И ужасные начались для Афимьи минуты: когда она очутилась одна-одинешенька в этой крошечной каморке, сама с собой с глазу на глаз, вблизи этих тихих полей, ее охватили жуткие воспоминания прошлого; воскресла в самых ничтожнейших мелочах вся прошлая ее жизнь, все ее неправды, злодейства, которым она теперь не находила объяснения и только ужасалась предстоящей казни на том свете; но с особенной, ужасающей неумолимостью стали преследовать ее образы этих выплывавших по весне и откапываемых под дровами мертвых ребят… Это ведь она, Афимья, кидала их, как щенят, боясь потерять свою репутацию и страшась гнева… Ужас потрясал ее по ночам: ангельские души, погубленные ею, были невидимо тут, в самой избе; они, невидимые, стонали вокруг избы, шуршали крыльями над самой головой Афимьи и каким-то явственным, но совершенно неслышным шопотом над самым ухом ее что-то шептали ужасное… Она стала худеть, томиться, терзаться: ад, вечные муки не выходили у нее из головы, об аде и муках она расспрашивала священника; купила страшную картину последнего суда, купила другую картину, на которой был изображен лежащий в огненном озере дьявол, а из утробы его росло дерево, все обвешанное по сучьям грешниками.
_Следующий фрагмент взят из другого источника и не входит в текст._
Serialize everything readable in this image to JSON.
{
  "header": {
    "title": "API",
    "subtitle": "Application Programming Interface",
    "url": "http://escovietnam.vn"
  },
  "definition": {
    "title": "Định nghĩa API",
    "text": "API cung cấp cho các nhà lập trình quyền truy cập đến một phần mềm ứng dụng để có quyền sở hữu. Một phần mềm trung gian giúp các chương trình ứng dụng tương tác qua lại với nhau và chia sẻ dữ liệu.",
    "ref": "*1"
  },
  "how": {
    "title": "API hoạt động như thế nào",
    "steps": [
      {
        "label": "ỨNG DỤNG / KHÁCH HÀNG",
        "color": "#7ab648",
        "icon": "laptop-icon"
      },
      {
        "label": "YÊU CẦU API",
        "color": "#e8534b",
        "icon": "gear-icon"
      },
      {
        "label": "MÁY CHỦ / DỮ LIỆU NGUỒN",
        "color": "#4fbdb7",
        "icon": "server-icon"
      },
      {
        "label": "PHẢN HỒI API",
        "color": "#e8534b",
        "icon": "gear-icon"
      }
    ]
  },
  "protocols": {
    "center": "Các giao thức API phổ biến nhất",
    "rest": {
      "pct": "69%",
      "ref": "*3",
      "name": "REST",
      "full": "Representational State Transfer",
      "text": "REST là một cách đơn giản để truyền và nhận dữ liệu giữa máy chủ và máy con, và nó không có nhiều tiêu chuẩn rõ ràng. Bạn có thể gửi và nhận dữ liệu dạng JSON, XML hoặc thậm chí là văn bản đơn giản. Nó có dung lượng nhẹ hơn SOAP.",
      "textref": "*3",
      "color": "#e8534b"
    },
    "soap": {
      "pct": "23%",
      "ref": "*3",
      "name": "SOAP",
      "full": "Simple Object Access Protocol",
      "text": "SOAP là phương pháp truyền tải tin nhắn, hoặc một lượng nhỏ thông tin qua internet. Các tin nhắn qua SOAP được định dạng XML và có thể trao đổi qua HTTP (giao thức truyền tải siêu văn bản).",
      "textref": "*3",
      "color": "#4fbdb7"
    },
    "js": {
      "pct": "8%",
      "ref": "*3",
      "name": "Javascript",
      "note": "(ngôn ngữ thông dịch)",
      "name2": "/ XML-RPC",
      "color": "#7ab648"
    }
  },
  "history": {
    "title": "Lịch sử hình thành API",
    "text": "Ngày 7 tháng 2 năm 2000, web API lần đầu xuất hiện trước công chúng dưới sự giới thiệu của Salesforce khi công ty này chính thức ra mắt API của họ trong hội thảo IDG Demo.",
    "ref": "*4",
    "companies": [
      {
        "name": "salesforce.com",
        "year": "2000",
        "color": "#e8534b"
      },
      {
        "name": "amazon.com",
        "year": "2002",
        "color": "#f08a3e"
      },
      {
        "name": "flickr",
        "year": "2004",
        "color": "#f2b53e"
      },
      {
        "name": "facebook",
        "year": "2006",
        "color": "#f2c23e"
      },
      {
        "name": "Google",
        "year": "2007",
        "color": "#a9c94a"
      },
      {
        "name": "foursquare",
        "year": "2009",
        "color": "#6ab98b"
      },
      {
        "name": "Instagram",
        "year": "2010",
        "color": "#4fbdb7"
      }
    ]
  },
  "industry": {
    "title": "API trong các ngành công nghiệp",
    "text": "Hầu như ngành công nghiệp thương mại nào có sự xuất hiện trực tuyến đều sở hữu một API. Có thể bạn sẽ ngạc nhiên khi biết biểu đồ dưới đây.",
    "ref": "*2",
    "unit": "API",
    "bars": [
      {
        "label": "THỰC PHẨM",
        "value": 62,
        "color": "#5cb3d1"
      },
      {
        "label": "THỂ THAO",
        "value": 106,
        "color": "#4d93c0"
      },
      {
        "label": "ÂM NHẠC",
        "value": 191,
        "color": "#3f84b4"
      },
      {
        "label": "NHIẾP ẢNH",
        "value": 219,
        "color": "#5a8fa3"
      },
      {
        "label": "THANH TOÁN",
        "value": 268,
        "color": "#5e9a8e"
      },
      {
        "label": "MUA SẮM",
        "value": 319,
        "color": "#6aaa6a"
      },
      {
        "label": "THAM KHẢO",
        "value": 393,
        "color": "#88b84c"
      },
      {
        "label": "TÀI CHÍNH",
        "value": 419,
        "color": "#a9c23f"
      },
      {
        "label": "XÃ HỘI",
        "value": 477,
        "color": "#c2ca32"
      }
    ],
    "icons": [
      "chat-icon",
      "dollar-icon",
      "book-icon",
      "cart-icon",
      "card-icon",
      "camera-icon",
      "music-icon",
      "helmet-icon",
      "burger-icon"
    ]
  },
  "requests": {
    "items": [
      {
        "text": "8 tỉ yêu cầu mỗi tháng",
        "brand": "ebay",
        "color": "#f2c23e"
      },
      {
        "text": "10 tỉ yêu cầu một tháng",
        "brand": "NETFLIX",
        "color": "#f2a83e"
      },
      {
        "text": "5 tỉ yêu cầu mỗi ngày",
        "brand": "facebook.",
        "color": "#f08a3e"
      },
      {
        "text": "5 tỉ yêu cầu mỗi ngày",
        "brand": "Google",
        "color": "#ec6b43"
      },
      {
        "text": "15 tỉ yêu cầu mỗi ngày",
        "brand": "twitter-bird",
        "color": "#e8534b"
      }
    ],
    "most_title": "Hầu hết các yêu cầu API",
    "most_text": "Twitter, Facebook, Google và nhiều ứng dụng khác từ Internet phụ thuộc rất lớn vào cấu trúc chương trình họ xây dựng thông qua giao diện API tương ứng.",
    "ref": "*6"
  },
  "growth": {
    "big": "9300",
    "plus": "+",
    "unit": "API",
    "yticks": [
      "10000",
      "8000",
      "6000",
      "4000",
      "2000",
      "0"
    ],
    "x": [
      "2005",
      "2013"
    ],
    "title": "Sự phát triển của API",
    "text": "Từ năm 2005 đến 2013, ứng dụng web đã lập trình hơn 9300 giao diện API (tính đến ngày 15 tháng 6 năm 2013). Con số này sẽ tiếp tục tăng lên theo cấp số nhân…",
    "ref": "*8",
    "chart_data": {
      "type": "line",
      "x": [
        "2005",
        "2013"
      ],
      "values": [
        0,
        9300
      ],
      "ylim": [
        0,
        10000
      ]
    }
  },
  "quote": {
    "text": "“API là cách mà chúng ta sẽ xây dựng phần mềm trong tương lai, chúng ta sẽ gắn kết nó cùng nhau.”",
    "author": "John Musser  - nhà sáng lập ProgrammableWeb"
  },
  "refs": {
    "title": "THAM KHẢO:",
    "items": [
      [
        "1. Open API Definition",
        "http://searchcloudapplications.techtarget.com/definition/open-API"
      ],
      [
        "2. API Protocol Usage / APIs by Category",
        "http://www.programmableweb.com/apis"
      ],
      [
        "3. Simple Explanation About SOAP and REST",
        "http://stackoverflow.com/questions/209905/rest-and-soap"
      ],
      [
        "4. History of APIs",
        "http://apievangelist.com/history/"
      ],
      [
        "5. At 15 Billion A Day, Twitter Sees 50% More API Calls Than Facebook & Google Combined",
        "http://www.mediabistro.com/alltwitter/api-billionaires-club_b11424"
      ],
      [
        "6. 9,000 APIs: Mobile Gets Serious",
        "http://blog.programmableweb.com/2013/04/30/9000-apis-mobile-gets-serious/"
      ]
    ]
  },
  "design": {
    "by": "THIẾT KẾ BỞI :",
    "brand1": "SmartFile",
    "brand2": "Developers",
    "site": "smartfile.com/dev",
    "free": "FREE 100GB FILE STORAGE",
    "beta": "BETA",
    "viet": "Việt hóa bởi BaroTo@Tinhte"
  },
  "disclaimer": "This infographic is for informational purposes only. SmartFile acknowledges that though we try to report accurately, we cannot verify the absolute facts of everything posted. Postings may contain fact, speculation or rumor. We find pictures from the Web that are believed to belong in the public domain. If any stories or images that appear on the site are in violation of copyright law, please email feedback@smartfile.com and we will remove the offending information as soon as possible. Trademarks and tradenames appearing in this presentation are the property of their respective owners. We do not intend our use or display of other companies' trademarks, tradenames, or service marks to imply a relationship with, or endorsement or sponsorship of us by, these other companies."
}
Бабы деревенские дивились и пугались этих картин, в которых было так много огня, железных крючьев и чертей, и этой одинокой, с испуганными, ввалившимися глазами страшной женщины… Уж и тогда у деревенских баб мелькнула мысль: «Уж не колдунья ли она?» Они не знали, что этот ад, развешанный по стенам, был в душе Афимьи, что она сама ежеминутно горела в этом адском пламени.